WASHINGTON - The World Bank believes the rapid return to growth of African economies following the financial and economic crises of 2008 and 2009 is indicative of sound policy choices made by African leaders, which had be absent during previous downturns. It, therefore, continues to forecast that the continent will be among the fastest growing territories in 2010, recovering to a growth rate of 4,9%, following a fall to a growth rate of 1,8% in 2009. Growth is expected to return to 5% in 2011 and 2012, slightly below levels of around 6% that were enjoyed for the three years preceding the financial meltdown. Speaking to 200 African journalists in 32 countries via a video link from Washington DC ahead of major World Bank and International Monetary Fund meetings in the US capital, vice-president for the Africa region Obiageli Ezekwesili applauds the policy actions taken by African governments. By sticking with reforms through the crisis, despite some painful consequences, the "private sector is increasingly looking to the continent as a credible investment destination". But she says that it is important to focus on policy choices that will galvanise further growth, which is a "necessary condition" for poverty reduction - the bank estimates that the 6%-type growth rates achieved ahead of the crisis had helped Africa reduce poverty rates by a full one percentage point every year, which is in line with what was achieved elsewhere. "So, with the rebound in growth, we hope that we will see a situation where the decline in poverty gets back on to its previous track," Ezekwesili says, noting that seven African countries are on target to halve poverty by 2014.

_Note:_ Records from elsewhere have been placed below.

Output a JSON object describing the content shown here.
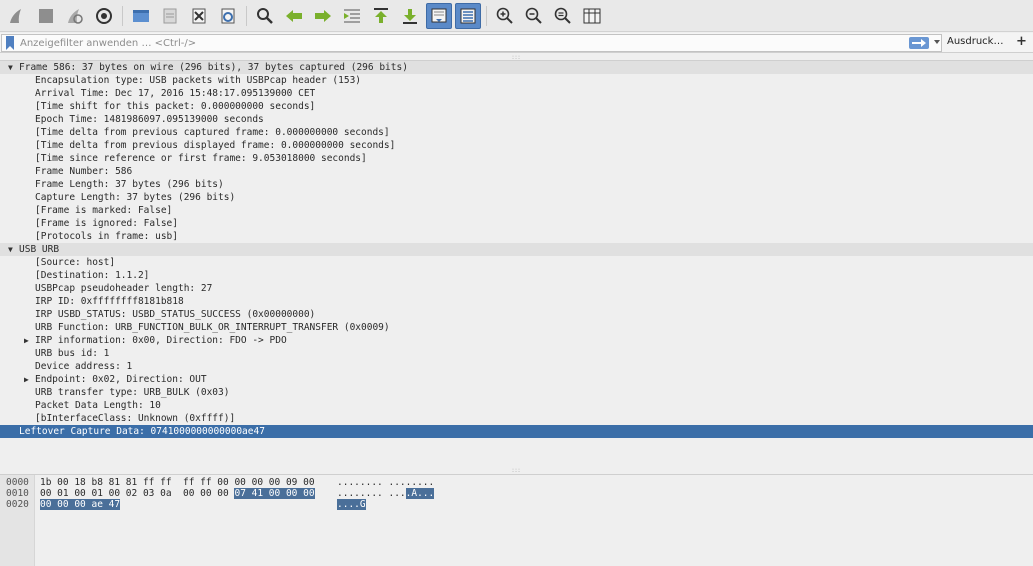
{
  "toolbar": {
    "buttons": [
      {
        "icon": "shark-fin-start-icon"
      },
      {
        "icon": "stop-icon"
      },
      {
        "icon": "restart-icon"
      },
      {
        "icon": "capture-options-icon"
      },
      {
        "icon": "open-file-icon"
      },
      {
        "icon": "save-file-icon"
      },
      {
        "icon": "close-file-icon"
      },
      {
        "icon": "reload-icon"
      },
      {
        "icon": "find-icon"
      },
      {
        "icon": "go-back-icon"
      },
      {
        "icon": "go-forward-icon"
      },
      {
        "icon": "go-to-packet-icon"
      },
      {
        "icon": "go-first-icon"
      },
      {
        "icon": "go-last-icon"
      },
      {
        "icon": "autoscroll-icon"
      },
      {
        "icon": "colorize-icon"
      },
      {
        "icon": "zoom-in-icon"
      },
      {
        "icon": "zoom-out-icon"
      },
      {
        "icon": "zoom-normal-icon"
      },
      {
        "icon": "resize-columns-icon"
      }
    ]
  },
  "filter": {
    "placeholder": "Anzeigefilter anwenden … <Ctrl-/>",
    "expression_label": "Ausdruck…",
    "plus_label": "+"
  },
  "details": {
    "rows": [
      {
        "level": 0,
        "arrow": "▼",
        "text": "Frame 586: 37 bytes on wire (296 bits), 37 bytes captured (296 bits)",
        "header": true
      },
      {
        "level": 1,
        "arrow": "",
        "text": "Encapsulation type: USB packets with USBPcap header (153)"
      },
      {
        "level": 1,
        "arrow": "",
        "text": "Arrival Time: Dec 17, 2016 15:48:17.095139000 CET"
      },
      {
        "level": 1,
        "arrow": "",
        "text": "[Time shift for this packet: 0.000000000 seconds]"
      },
      {
        "level": 1,
        "arrow": "",
        "text": "Epoch Time: 1481986097.095139000 seconds"
      },
      {
        "level": 1,
        "arrow": "",
        "text": "[Time delta from previous captured frame: 0.000000000 seconds]"
      },
      {
        "level": 1,
        "arrow": "",
        "text": "[Time delta from previous displayed frame: 0.000000000 seconds]"
      },
      {
        "level": 1,
        "arrow": "",
        "text": "[Time since reference or first frame: 9.053018000 seconds]"
      },
      {
        "level": 1,
        "arrow": "",
        "text": "Frame Number: 586"
      },
      {
        "level": 1,
        "arrow": "",
        "text": "Frame Length: 37 bytes (296 bits)"
      },
      {
        "level": 1,
        "arrow": "",
        "text": "Capture Length: 37 bytes (296 bits)"
      },
      {
        "level": 1,
        "arrow": "",
        "text": "[Frame is marked: False]"
      },
      {
        "level": 1,
        "arrow": "",
        "text": "[Frame is ignored: False]"
      },
      {
        "level": 1,
        "arrow": "",
        "text": "[Protocols in frame: usb]"
      },
      {
        "level": 0,
        "arrow": "▼",
        "text": "USB URB",
        "header": true
      },
      {
        "level": 1,
        "arrow": "",
        "text": "[Source: host]"
      },
      {
        "level": 1,
        "arrow": "",
        "text": "[Destination: 1.1.2]"
      },
      {
        "level": 1,
        "arrow": "",
        "text": "USBPcap pseudoheader length: 27"
      },
      {
        "level": 1,
        "arrow": "",
        "text": "IRP ID: 0xffffffff8181b818"
      },
      {
        "level": 1,
        "arrow": "",
        "text": "IRP USBD_STATUS: USBD_STATUS_SUCCESS (0x00000000)"
      },
      {
        "level": 1,
        "arrow": "",
        "text": "URB Function: URB_FUNCTION_BULK_OR_INTERRUPT_TRANSFER (0x0009)"
      },
      {
        "level": 1,
        "arrow": "▶",
        "text": "IRP information: 0x00, Direction: FDO -> PDO"
      },
      {
        "level": 1,
        "arrow": "",
        "text": "URB bus id: 1"
      },
      {
        "level": 1,
        "arrow": "",
        "text": "Device address: 1"
      },
      {
        "level": 1,
        "arrow": "▶",
        "text": "Endpoint: 0x02, Direction: OUT"
      },
      {
        "level": 1,
        "arrow": "",
        "text": "URB transfer type: URB_BULK (0x03)"
      },
      {
        "level": 1,
        "arrow": "",
        "text": "Packet Data Length: 10"
      },
      {
        "level": 1,
        "arrow": "",
        "text": "[bInterfaceClass: Unknown (0xffff)]"
      },
      {
        "level": 0,
        "arrow": "",
        "text": "Leftover Capture Data: 0741000000000000ae47",
        "selected": true
      }
    ]
  },
  "bytes": {
    "rows": [
      {
        "offset": "0000",
        "hex": "1b 00 18 b8 81 81 ff ff  ff ff 00 00 00 00 09 00",
        "hex_hl": "",
        "ascii": "........ ........",
        "ascii_hl": ""
      },
      {
        "offset": "0010",
        "hex": "00 01 00 01 00 02 03 0a  00 00 00 ",
        "hex_hl": "07 41 00 00 00",
        "ascii": "........ ...",
        "ascii_hl": ".A..."
      },
      {
        "offset": "0020",
        "hex": "",
        "hex_hl": "00 00 00 ae 47",
        "ascii": "",
        "ascii_hl": "....G"
      }
    ]
  }
}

KAMPALA - Ugandan President Yoweri Museveni says that the United Nations (UN) Security Council is considering a proposal to raise more funding for an expanded African Union (AU) peacekeeping mission to Somalia. Ugandan troops make up the bulk of the 7 200-strong AU Mission in Somalia (Amisom) and Kampala says that it will be willing to add more to provide the entire 20 000 soldiers thought to be needed to squelch a raging insurgency in the Horn of Africa country. "Members of the Security Council are studying (the proposal) to get more familiar with the issue," Museveni says, after meeting UN envoys visiting his country. He adds that he has not received any promises from the group. Museveni has been advocating greater urgency in regional and international efforts to stabilise Somalia since the country's al-Qaeda-allied al-Shabaab militia claimed responsibility for twin bomb blasts in July that killed nearly 80 people. The AU and the seven-nation East African Intergovernmental Authority on Development says it could take 20 000 troops to help quell the insurgents in Somalia, a country without a stable central government for nearly 20 years. The presence of foreign Amisom troops, which include Burundians, gives Somali militants a reason to pose as nationalist champions and wins them easy recruits and financial support at home and by Somalis abroad. Some analysts say that the Western-backed Transitional Federal Government is a lost cause and not worth the support of Amisom soldiers, who endure frequent attacks by Somali militants.